Specific examples of the fine particles made of inorganic compounds include metal oxides such as SiO ₂ , Al ₂ O ₃ , MgO, TiO ₂ , PZT, and ZnO, metal nitrides such as Si ₃ N ₄ , ZrN, CrN, and TiAlN, SiC Metal carbides such as TiC and WC, (synthetic) clay minerals such as bentonite, smectite and mica, and diamond. Further, mention may be made of graphite, BN, a solid lubricant such as WS _2. Furthermore, in order to improve the affinity with a base oil or a urea-based thickener, those whose surfaces are modified to be lipophilic may be used. Among these inorganic compounds, metal oxides and clay minerals that have a thickening action themselves are preferable.

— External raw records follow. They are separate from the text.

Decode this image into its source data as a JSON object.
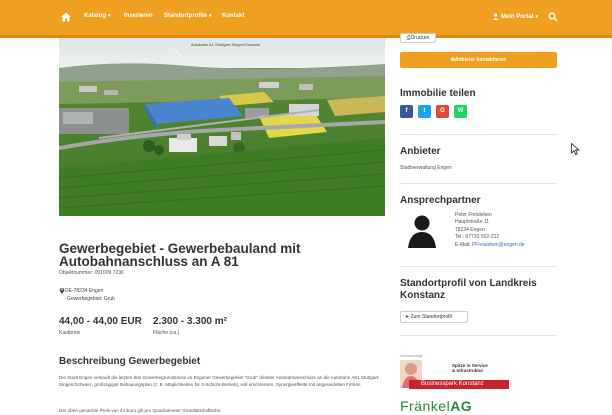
{
  "nav": {
    "items": [
      {
        "label": "Katalog",
        "dropdown": true
      },
      {
        "label": "Inserieren",
        "dropdown": false
      },
      {
        "label": "Standortprofile",
        "dropdown": true
      },
      {
        "label": "Kontakt",
        "dropdown": false
      }
    ],
    "portal_label": "Mein Portal",
    "caret": "▾"
  },
  "hero": {
    "caption": "Autobahn A1 Stuttgart-Singen/Schweiz"
  },
  "listing": {
    "title": "Gewerbegebiet - Gewerbebauland mit Autobahnanschluss an A 81",
    "object_number": "Objektnummer: 091009 7236",
    "location_line1": "DE-78234 Engen",
    "location_line2": "Gewerbegebiet: Grub",
    "price": "44,00 - 44,00 EUR",
    "price_label": "Kaufpreis",
    "area": "2.300 - 3.300 m²",
    "area_label": "Fläche (ca.)",
    "description_title": "Beschreibung Gewerbegebiet",
    "description": "Die Stadt Engen verkauft die letzten drei Gewerbegrundstücke im Engener Gewerbegebiet \"Grub\" direkter Autobahnanschluss an die Autobahn A81 Stuttgart-Singen/Schweiz, großzügiger Bebauungsplan (z. B. Möglichkeiten für 3-Schicht-Betrieb), voll erschlossen, Synergieeffekte mit angesiedelten Firmen",
    "description2": "Der oben genannte Preis von 44 Euro gilt pro Quadratmeter Grundstücksfläche."
  },
  "sidebar": {
    "print_label": "Drucken",
    "contact_button": "Anbieter kontaktieren",
    "share_title": "Immobilie teilen",
    "social": [
      {
        "icon": "facebook-icon",
        "glyph": "f",
        "color": "#3b5998"
      },
      {
        "icon": "twitter-icon",
        "glyph": "t",
        "color": "#1da1f2"
      },
      {
        "icon": "googleplus-icon",
        "glyph": "G",
        "color": "#dd4b39"
      },
      {
        "icon": "whatsapp-icon",
        "glyph": "W",
        "color": "#25d366"
      }
    ],
    "provider_title": "Anbieter",
    "provider_name": "Stadtverwaltung Engen",
    "contact_title": "Ansprechpartner",
    "contact": {
      "name": "Peter Freisleben",
      "street": "Hauptstraße 11",
      "city": "78234 Engen",
      "phone": "Tel.: 07733 502-212",
      "email_prefix": "E-Mail: ",
      "email": "PFreisleben@engen.de"
    },
    "standort_title": "Standortprofil von Landkreis Konstanz",
    "standort_button": "Zum Standortprofil"
  },
  "ad": {
    "label": "Werbeanzeige",
    "slogan_line1": "Spitze in Service",
    "slogan_line2": "& Infrastruktur",
    "banner": "Businesspark Konstanz",
    "brand": "Fränkel",
    "brand_suffix": "AG"
  },
  "colors": {
    "accent": "#f0a020",
    "text": "#333333",
    "link": "#3a6cc0"
  }
}
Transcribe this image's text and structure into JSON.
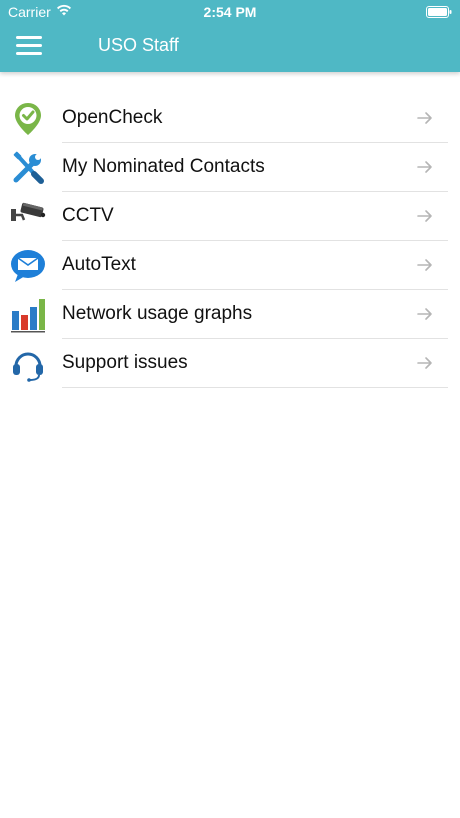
{
  "status_bar": {
    "carrier": "Carrier",
    "time": "2:54 PM"
  },
  "nav": {
    "title": "USO Staff"
  },
  "menu": {
    "items": [
      {
        "label": "OpenCheck",
        "icon": "check-pin-icon"
      },
      {
        "label": "My Nominated Contacts",
        "icon": "tools-icon"
      },
      {
        "label": "CCTV",
        "icon": "camera-icon"
      },
      {
        "label": "AutoText",
        "icon": "message-icon"
      },
      {
        "label": "Network usage graphs",
        "icon": "bar-chart-icon"
      },
      {
        "label": "Support issues",
        "icon": "headset-icon"
      }
    ]
  },
  "colors": {
    "header": "#4fb8c5",
    "opencheck_green": "#7ab648",
    "tools_blue": "#2a8dd4",
    "message_blue": "#1e7fd8",
    "headset_blue": "#2367a8"
  }
}
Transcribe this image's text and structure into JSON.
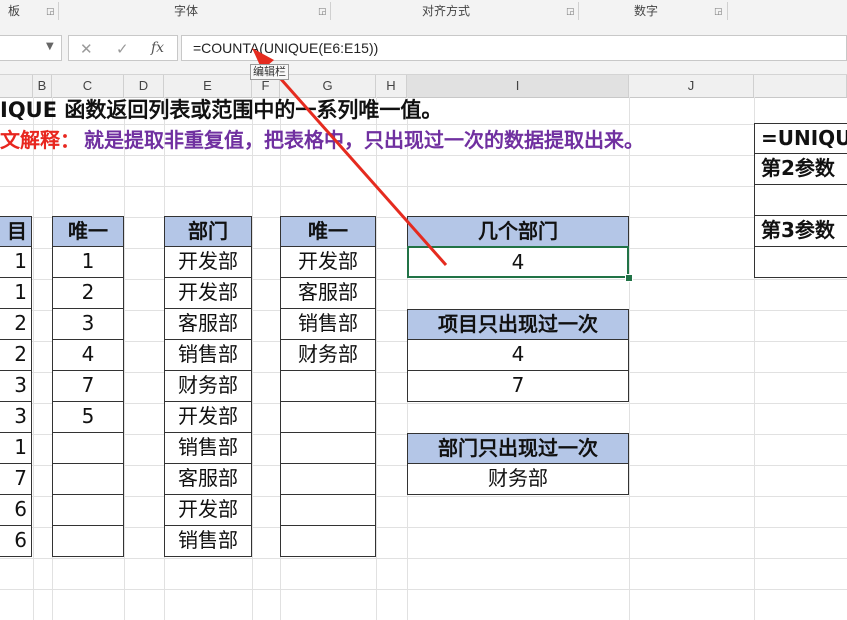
{
  "ribbon": {
    "groups": [
      "字体",
      "对齐方式",
      "数字"
    ],
    "launcher_icon": "dialog-launcher-icon",
    "partial_label_left": "板"
  },
  "formula_bar": {
    "formula": "=COUNTA(UNIQUE(E6:E15))",
    "tooltip": "编辑栏",
    "cancel_icon": "✕",
    "enter_icon": "✓",
    "fx_label": "fx"
  },
  "columns": [
    "B",
    "C",
    "D",
    "E",
    "F",
    "G",
    "H",
    "I",
    "J"
  ],
  "texts": {
    "row1": "IQUE 函数返回列表或范围中的一系列唯一值。",
    "row2_label": "文解释：",
    "row2_body": "就是提取非重复值，把表格中，只出现过一次的数据提取出来。",
    "right_top": "=UNIQU",
    "right_p2": "第2参数",
    "right_p3": "第3参数"
  },
  "left_table": {
    "header_partial": "目",
    "values_partial": [
      "1",
      "1",
      "2",
      "2",
      "3",
      "3",
      "1",
      "7",
      "6",
      "6"
    ]
  },
  "unique_col_c": {
    "header": "唯一",
    "values": [
      "1",
      "2",
      "3",
      "4",
      "7",
      "5",
      "",
      "",
      "",
      ""
    ]
  },
  "dept_col_e": {
    "header": "部门",
    "values": [
      "开发部",
      "开发部",
      "客服部",
      "销售部",
      "财务部",
      "开发部",
      "销售部",
      "客服部",
      "开发部",
      "销售部"
    ]
  },
  "unique_col_g": {
    "header": "唯一",
    "values": [
      "开发部",
      "客服部",
      "销售部",
      "财务部",
      "",
      "",
      "",
      "",
      "",
      ""
    ]
  },
  "box_count": {
    "header": "几个部门",
    "value": "4"
  },
  "box_once_item": {
    "header": "项目只出现过一次",
    "values": [
      "4",
      "7"
    ]
  },
  "box_once_dept": {
    "header": "部门只出现过一次",
    "values": [
      "财务部"
    ]
  },
  "colors": {
    "header_fill": "#b4c6e7",
    "red_label": "#e8261f",
    "purple_text": "#7030a0",
    "arrow": "#e52b1f",
    "selection": "#217346"
  }
}
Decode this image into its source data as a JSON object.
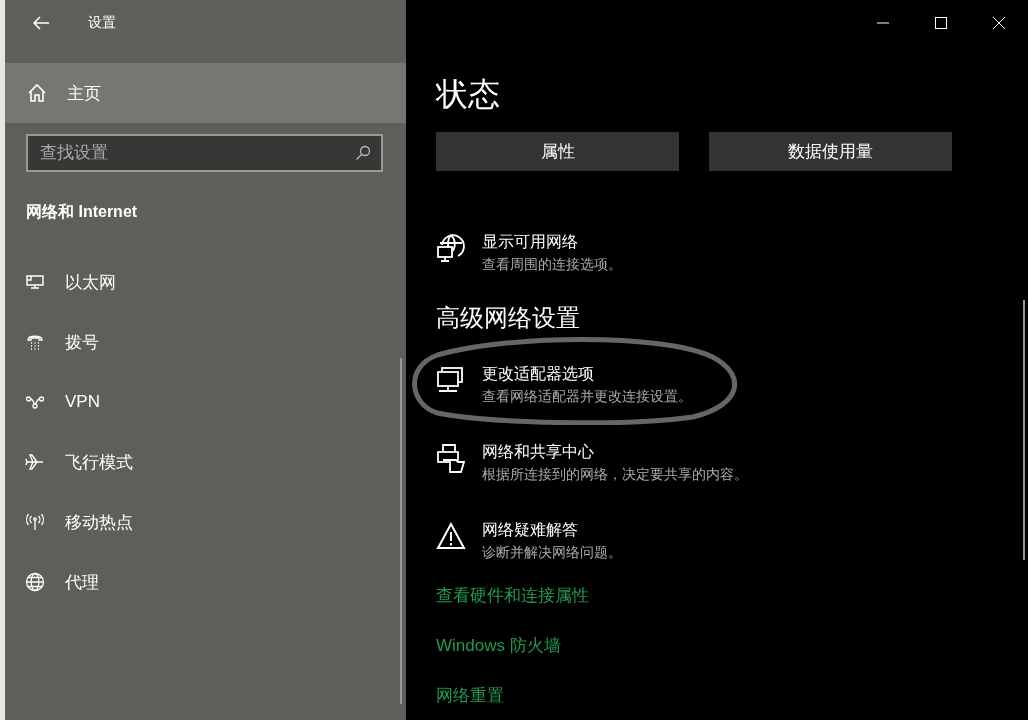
{
  "window": {
    "title": "设置"
  },
  "sidebar": {
    "home": {
      "label": "主页",
      "selected": true
    },
    "search": {
      "placeholder": "查找设置"
    },
    "section": "网络和 Internet",
    "items": [
      {
        "label": "以太网",
        "selected": false
      },
      {
        "label": "拨号",
        "selected": false
      },
      {
        "label": "VPN",
        "selected": false
      },
      {
        "label": "飞行模式",
        "selected": false
      },
      {
        "label": "移动热点",
        "selected": false
      },
      {
        "label": "代理",
        "selected": false
      }
    ]
  },
  "main": {
    "title": "状态",
    "buttons": [
      "属性",
      "数据使用量"
    ],
    "items": [
      {
        "title": "显示可用网络",
        "subtitle": "查看周围的连接选项。",
        "highlighted": false
      }
    ],
    "advanced_heading": "高级网络设置",
    "advanced_items": [
      {
        "title": "更改适配器选项",
        "subtitle": "查看网络适配器并更改连接设置。",
        "highlighted": true
      },
      {
        "title": "网络和共享中心",
        "subtitle": "根据所连接到的网络，决定要共享的内容。",
        "highlighted": false
      },
      {
        "title": "网络疑难解答",
        "subtitle": "诊断并解决网络问题。",
        "highlighted": false
      }
    ],
    "links": [
      "查看硬件和连接属性",
      "Windows 防火墙",
      "网络重置"
    ]
  }
}
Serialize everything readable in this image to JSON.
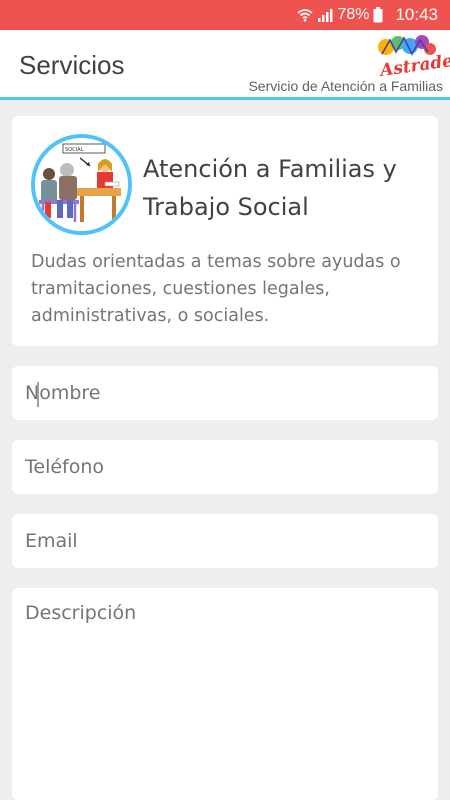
{
  "status_bar": {
    "battery": "78%",
    "time": "10:43",
    "icons": [
      "wifi-icon",
      "signal-icon",
      "battery-icon"
    ]
  },
  "app_bar": {
    "title": "Servicios",
    "subtitle": "Servicio de Atención a Familias",
    "logo_text": "Astrade"
  },
  "service_card": {
    "title": "Atención a Familias y Trabajo Social",
    "description": "Dudas orientadas a temas sobre ayudas o tramitaciones, cuestiones legales, administrativas,  o sociales.",
    "image_label": "SOCIAL"
  },
  "form": {
    "name_placeholder": "Nombre",
    "phone_placeholder": "Teléfono",
    "email_placeholder": "Email",
    "description_placeholder": "Descripción"
  },
  "colors": {
    "status_bar": "#ef5350",
    "accent": "#4fc3f7",
    "background": "#eeeeee"
  }
}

  As described above, the particle size of the fine particles made of the inorganic compound needs to enter the minute irregularities of the sliding surface, so that it is desirable that the particle size is smaller. In the present invention, the average particle size is 2 μm or less. If it exists, the favorable seizure prevention effect will express. When the average particle diameter is larger than 2 μm, the number of particles acting as foreign matters (dust) increases, which promotes wear of the sliding surface and causes an early failure of the bearing. Further, the smaller the average particle, the better, and 1 μm or less is more preferable. Further, considering the lubrication life of the sliding portion, the oil film thickness in actual use is about 0.2 μm, so the average particle size is smaller than this, and particularly preferably 0.1 μm or less. The shape of the fine particles is preferably closer to a sphere, but may be a polyhedron (cube, rectangular parallelepiped, etc.) or extremely acicular as long as it is within the above average particle diameter.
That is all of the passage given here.